Today is the Great Sherry Tasting 2014, run by the Sherry Institute, where sherry connoisseurs will be readying themselves to test the bouquets of their favourite wine, and perhaps discover a few new ones with delectable palates.
In just over two months’ time, the long-awaited sixth edition of Julian Jeffs’ Sherry will be available, and you’ll be able to learn all about the history of this rather underrated wine. But if you can’t wait until then, and in case you missed out on tickets to the Great Sherry Tasting and fancied giving it a go at home, we’ve got some advice on the best way to serve your sherry.

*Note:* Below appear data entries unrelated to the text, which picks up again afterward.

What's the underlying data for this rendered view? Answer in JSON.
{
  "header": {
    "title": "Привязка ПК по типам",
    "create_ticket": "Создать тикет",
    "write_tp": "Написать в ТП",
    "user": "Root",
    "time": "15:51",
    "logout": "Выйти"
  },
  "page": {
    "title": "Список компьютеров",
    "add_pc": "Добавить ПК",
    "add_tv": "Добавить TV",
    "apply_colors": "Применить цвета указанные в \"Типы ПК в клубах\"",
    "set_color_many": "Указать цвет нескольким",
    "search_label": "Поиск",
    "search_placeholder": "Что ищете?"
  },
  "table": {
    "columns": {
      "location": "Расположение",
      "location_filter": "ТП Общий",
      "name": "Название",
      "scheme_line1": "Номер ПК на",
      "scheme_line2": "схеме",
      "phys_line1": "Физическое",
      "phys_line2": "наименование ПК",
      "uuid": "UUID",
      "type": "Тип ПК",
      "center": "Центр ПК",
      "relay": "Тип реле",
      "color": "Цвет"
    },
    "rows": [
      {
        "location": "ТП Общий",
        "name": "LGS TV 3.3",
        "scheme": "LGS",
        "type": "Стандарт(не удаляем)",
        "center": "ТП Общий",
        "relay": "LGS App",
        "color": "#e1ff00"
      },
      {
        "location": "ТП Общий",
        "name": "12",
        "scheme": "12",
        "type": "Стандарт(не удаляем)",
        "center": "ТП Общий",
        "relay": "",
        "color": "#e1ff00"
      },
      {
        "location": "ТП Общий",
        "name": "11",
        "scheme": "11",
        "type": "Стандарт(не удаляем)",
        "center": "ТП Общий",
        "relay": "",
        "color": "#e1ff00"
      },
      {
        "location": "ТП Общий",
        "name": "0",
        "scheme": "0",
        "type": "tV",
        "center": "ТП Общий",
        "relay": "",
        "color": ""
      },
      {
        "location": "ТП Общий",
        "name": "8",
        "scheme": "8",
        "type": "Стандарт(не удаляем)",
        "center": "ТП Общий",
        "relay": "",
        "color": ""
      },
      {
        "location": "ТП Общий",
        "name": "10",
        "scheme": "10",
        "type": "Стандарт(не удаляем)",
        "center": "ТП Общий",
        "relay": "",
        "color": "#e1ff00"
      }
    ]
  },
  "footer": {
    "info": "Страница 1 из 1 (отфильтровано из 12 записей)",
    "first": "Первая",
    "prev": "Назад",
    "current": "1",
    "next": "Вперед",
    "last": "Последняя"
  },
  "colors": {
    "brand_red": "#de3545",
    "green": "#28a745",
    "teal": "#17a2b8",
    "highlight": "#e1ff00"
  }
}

Like all wines, sherry’s raison d’être is to give pleasure. And like all great wines it gives pleasure in complex ways appealing to all the senses. As soon as it is poured into a glass it shows its colour and clarity. A lot can be learned simply by looking at it. Then comes its appeal to the nose. The bouquet of a good sherry strikes the nose while it is being poured into the glass, sometimes even from the next room. The nose is a major organ of tasting, receiving the first sensations. For this to happen the wine needs room for the volatile compounds to collect and concentrate above its surface, contained in the space defined by the glass, which should therefore taper in towards the top and be big enough for the wine only to occupy about a third of it. The little thimbles sold as ‘sherry glasses’ with the wine filled to the brim do not give it a chance. Apart from the bouquet ascending to the nose, the colour and viscosity can be appreciated. These features reveal the character of the wine and lay the foundations for the pleasure it can give in the mouth. There is a difference between aroma and bouquet. The aroma is the smell of a young wine, while the bouquet develops with age as the wine matures, giving a complexity that can be immense, subtle and complex.